C'est précisément ce que constate l'équipe de Laporte. Son organisme ne parvient pas à se remettre pleinement du choc de la 5e étape. La fatigue se cumule, la douleur ne reflue pas, et la lucidité finit par s'imposer : insister à tout prix peut faire courir des risques inutiles, sans bénéfice sportif. Visma-Lease a Bike communique alors sur sa situation.
« Malheureusement, force est de constater que Christophe Laporte ne débutera pas aujourd'hui. Il ne s'est jamais complètement remis de sa chute dans l'étape 5. Avec l'équipe, il a été décidé de prendre le repos nécessaire. Remets-toi vite en selle, champion. »
Ce message dit tout du dilemme propre au cyclisme : le courage ne consiste pas seulement à continuer coûte que coûte, mais aussi à savoir écouter son corps quand la récupération ne suit plus.
Pourquoi les chutes comptent autant dans un grand tour
Le Giro, comme le Tour de France ou la Vuelta, se court sur trois semaines. À cette échelle, l'état de fraîcheur d'un coureur est aussi décisif que ses qualités pures. Une blessure mal soignée handicape la position sur le vélo, perturbe le sommeil, complique l'alimentation et grignote l'énergie disponible pour les étapes de montagne.
Les premiers jours du Giro 2024 ont d'ailleurs été particulièrement accidentés. D'autres coureurs ont payé un lourd tribut aux chutes, à l'image de Robert Gesink, contraint à l'abandon dès la première étape. Même les favoris n'ont pas été épargnés, comme l'a montré l'alerte vécue par Tadej Pogacar lors de la 2e étape. Dans ce contexte, le simple fait de rester en course relève déjà de l'exploit.

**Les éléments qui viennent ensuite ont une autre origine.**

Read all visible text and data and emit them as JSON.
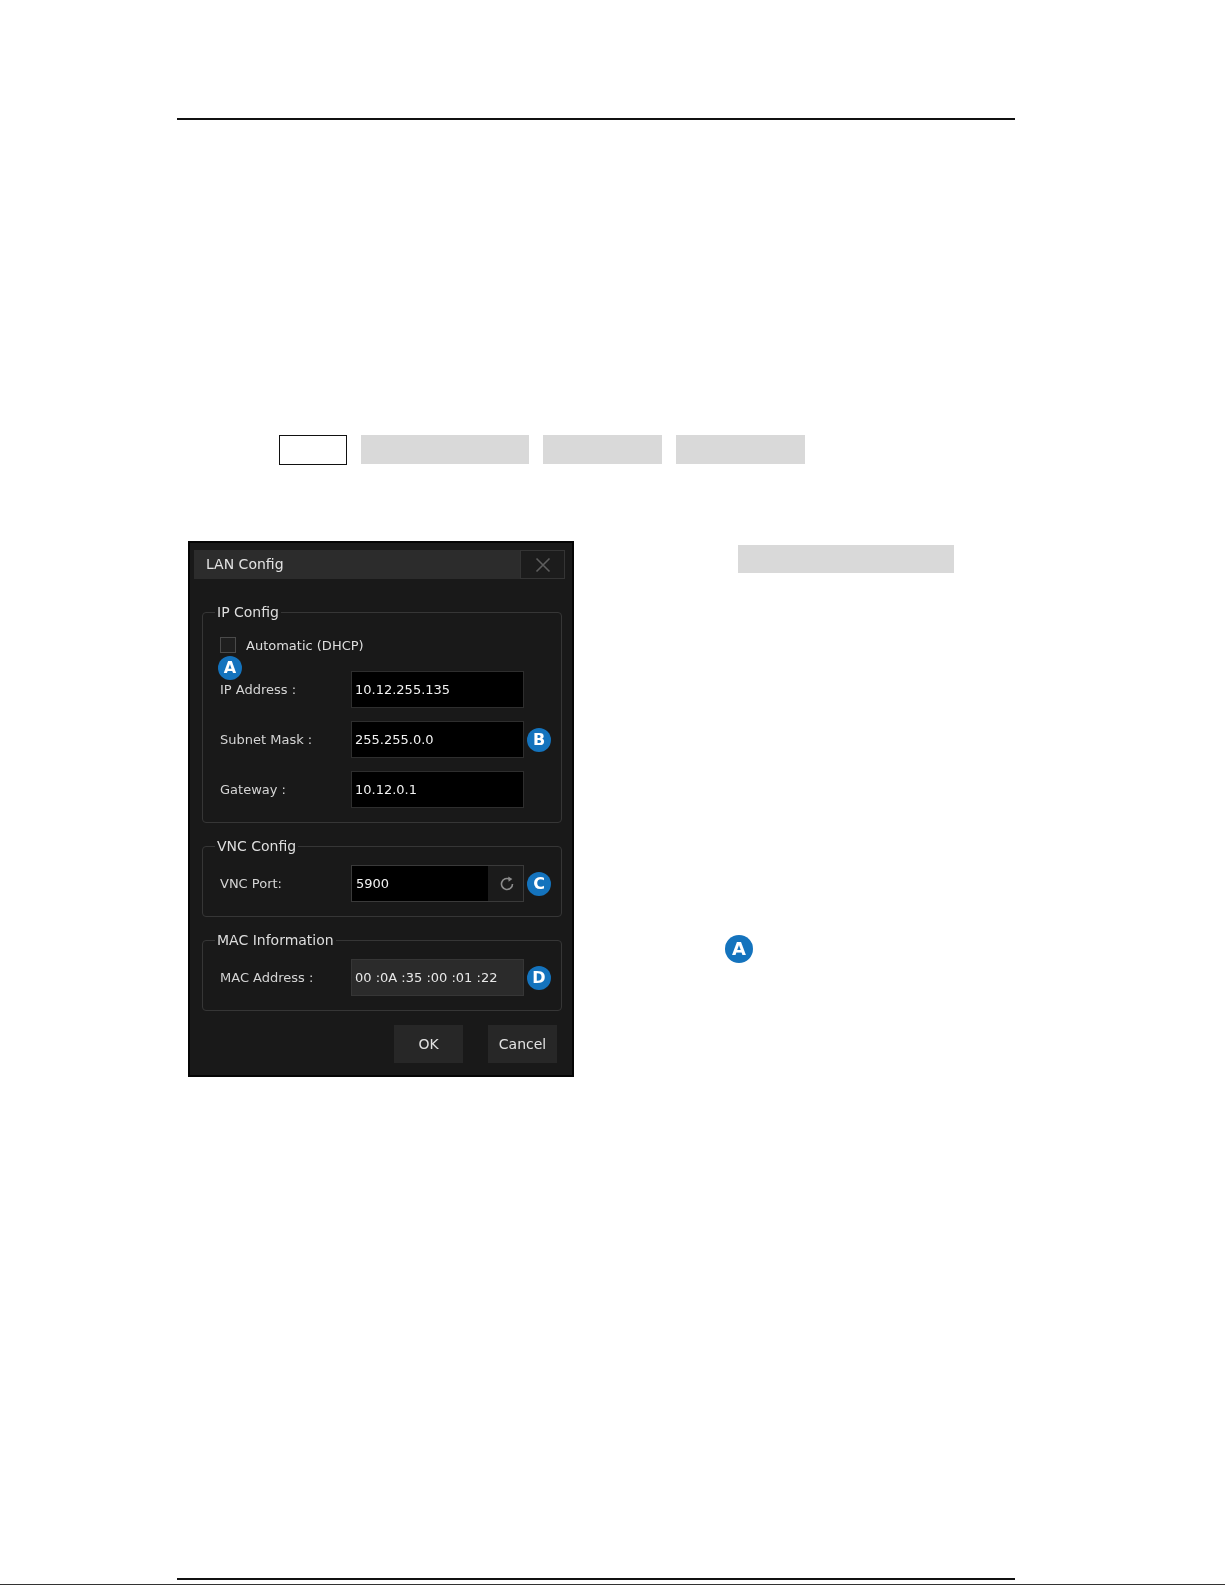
{
  "page": {
    "key_row": [
      {
        "kind": "outlined"
      },
      {
        "kind": "shaded"
      },
      {
        "kind": "shaded"
      },
      {
        "kind": "shaded"
      }
    ],
    "side_bar": {
      "kind": "shaded"
    },
    "side_callout": "A"
  },
  "dialog": {
    "title": "LAN Config",
    "groups": [
      {
        "legend": "IP Config",
        "checkbox": {
          "label": "Automatic (DHCP)",
          "checked": false
        },
        "callout": "A",
        "fields": [
          {
            "kind": "input",
            "label": "IP Address :",
            "value": "10.12.255.135"
          },
          {
            "kind": "input",
            "label": "Subnet Mask :",
            "value": "255.255.0.0",
            "callout": "B"
          },
          {
            "kind": "input",
            "label": "Gateway :",
            "value": "10.12.0.1"
          }
        ]
      },
      {
        "legend": "VNC Config",
        "fields": [
          {
            "kind": "reset_input",
            "label": "VNC Port:",
            "value": "5900",
            "callout": "C"
          }
        ]
      },
      {
        "legend": "MAC Information",
        "fields": [
          {
            "kind": "display",
            "label": "MAC Address :",
            "value": "00 :0A :35 :00 :01 :22",
            "callout": "D"
          }
        ]
      }
    ],
    "buttons": [
      "OK",
      "Cancel"
    ]
  }
}
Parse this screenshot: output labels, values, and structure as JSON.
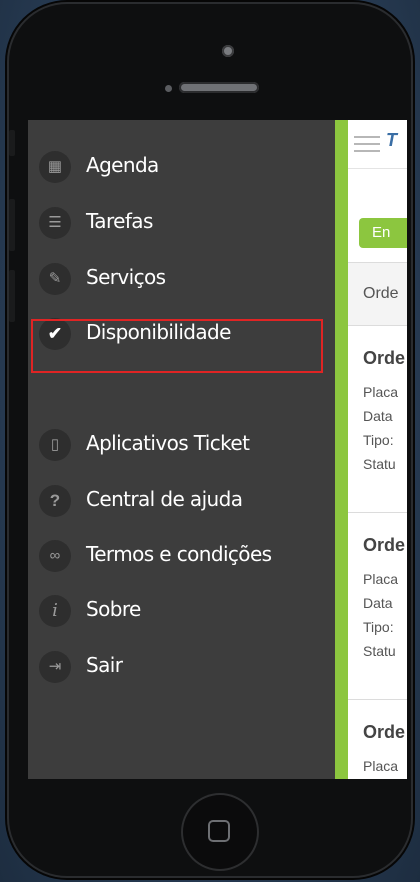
{
  "menu": {
    "items": [
      {
        "label": "Agenda",
        "icon": "calendar-icon",
        "glyph": "▦"
      },
      {
        "label": "Tarefas",
        "icon": "checklist-icon",
        "glyph": "☰"
      },
      {
        "label": "Serviços",
        "icon": "wrench-icon",
        "glyph": "✎"
      },
      {
        "label": "Disponibilidade",
        "icon": "check-icon",
        "glyph": "✔"
      },
      {
        "label": "Aplicativos Ticket",
        "icon": "phone-icon",
        "glyph": "▯"
      },
      {
        "label": "Central de ajuda",
        "icon": "question-icon",
        "glyph": "?"
      },
      {
        "label": "Termos e condições",
        "icon": "glasses-icon",
        "glyph": "∞"
      },
      {
        "label": "Sobre",
        "icon": "info-icon",
        "glyph": "i"
      },
      {
        "label": "Sair",
        "icon": "exit-icon",
        "glyph": "⇥"
      }
    ]
  },
  "content": {
    "logo": "T",
    "button_label": "En",
    "header_label": "Orde",
    "cards": [
      {
        "title": "Orde",
        "fields": [
          "Placa",
          "Data",
          "Tipo:",
          "Statu"
        ]
      },
      {
        "title": "Orde",
        "fields": [
          "Placa",
          "Data",
          "Tipo:",
          "Statu"
        ]
      },
      {
        "title": "Orde",
        "fields": [
          "Placa"
        ]
      }
    ]
  },
  "colors": {
    "accent": "#8cc63f",
    "drawer_bg": "#3d3d3d",
    "highlight": "#e02424"
  }
}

Le rôle d'équipier, souvent dans l'ombre
Christophe Laporte n'est pas un coureur comme les autres au sein de Visma-Lease a Bike. Puncheur rapide et capable de briller sur les classiques, il joue aussi un rôle clé d'équipier de luxe, au service du collectif. Cette polyvalence explique en partie sa volonté de tenir : sur un grand tour, chaque coureur valide compte pour protéger le leader, contrôler la course ou se glisser dans les échappées.
Perdre un homme de ce calibre en cours de route, c'est affaiblir tout un dispositif d'équipe. D'où l'importance de la décision, prise collectivement, de privilégier le repos plutôt que de s'entêter.
À retenir
- Le fait : Christophe Laporte chute lors de la 5e étape du Giro 2024 à cause d'un trou dans la route, déchirant cuissard et maillot.

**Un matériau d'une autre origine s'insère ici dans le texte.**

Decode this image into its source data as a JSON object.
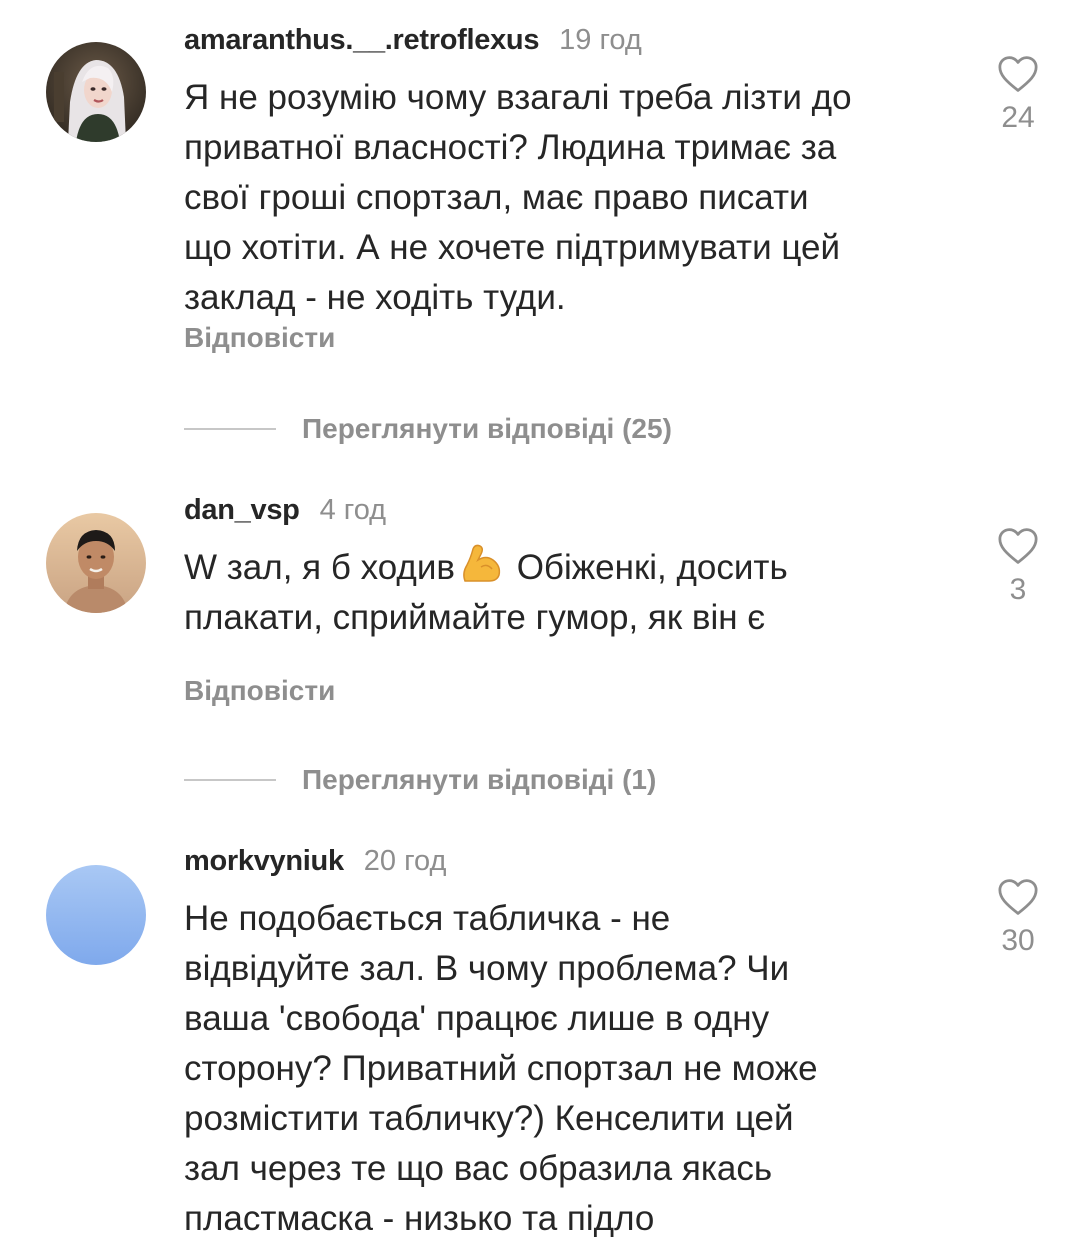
{
  "comments": [
    {
      "username": "amaranthus.__.retroflexus",
      "time": "19 год",
      "lines": [
        "Я не розумію чому взагалі треба лізти до",
        "приватної власності? Людина тримає за",
        "свої гроші спортзал, має право писати",
        "що хотіти. А не хочете підтримувати цей",
        "заклад - не ходіть туди."
      ],
      "reply_label": "Відповісти",
      "likes": "24",
      "view_replies": "Переглянути відповіді (25)",
      "avatar": "avatar-woman-white-hair"
    },
    {
      "username": "dan_vsp",
      "time": "4 год",
      "line1_before_emoji": "W зал, я б ходив",
      "emoji": "flexed-biceps-emoji",
      "line1_after_emoji": " Обіженкі, досить",
      "line2": "плакати, сприймайте гумор, як він є",
      "reply_label": "Відповісти",
      "likes": "3",
      "view_replies": "Переглянути відповіді (1)",
      "avatar": "avatar-young-man"
    },
    {
      "username": "morkvyniuk",
      "time": "20 год",
      "lines": [
        "Не подобається табличка - не",
        "відвідуйте зал. В чому проблема? Чи",
        "ваша 'свобода' працює лише в одну",
        "сторону? Приватний спортзал не може",
        "розмістити табличку?) Кенселити цей",
        "зал через те що вас образила якась",
        "пластмаска - низько та підло"
      ],
      "likes": "30",
      "avatar": "avatar-blue-gradient"
    }
  ],
  "icons": {
    "like": "heart-outline-icon"
  },
  "colors": {
    "text": "#262626",
    "muted": "#8e8e8e",
    "divider": "#c7c7c7"
  }
}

- La suite : il lutte plusieurs jours contre la douleur, mais ne se remet jamais complètement du choc.
- La décision : son équipe, Visma-Lease a Bike, communique sur la nécessité de prendre le repos nécessaire, saluant le coureur.
- La leçon : sur un grand tour de trois semaines, l'absence de récupération transforme une chute banale en véritable épreuve.
Ce que cet épisode dit du cyclisme
L'histoire de Christophe Laporte au Giro 2024 dépasse le simple fait divers sportif. Elle illustre la frontière fine entre la combativité et la prudence, entre l'envie de ne rien lâcher et l'obligation de protéger son corps. Dans un sport où l'on glorifie volontiers ceux qui souffrent en silence, savoir s'arrêter au bon moment est aussi une forme de lucidité.
Pour le coureur, l'enjeu n'est jamais une seule course. Champion d'Europe en titre, Laporte a d'autres objectifs dans sa saison, et préserver sa santé compte davantage qu'un résultat arraché dans la douleur. C'est tout le sens du message de son équipe : un appel à se remettre, pour mieux revenir. Comme dans d'autres disciplines, terminer ou se ménager après une blessure relève d'arbitrages délicats, à l'image de ces choix imposés par le corps que vivent les sportifs de haut niveau.
Au bout du compte, ce parcours rappelle une vérité simple du cyclisme : derrière les vitrines des victoires, il y a des centaines de kilomètres parcourus dans l'inconfort, et des coureurs qui, chaque jour, repoussent les limites de la résistance. Christophe Laporte en a offert une démonstration discrète mais marquante.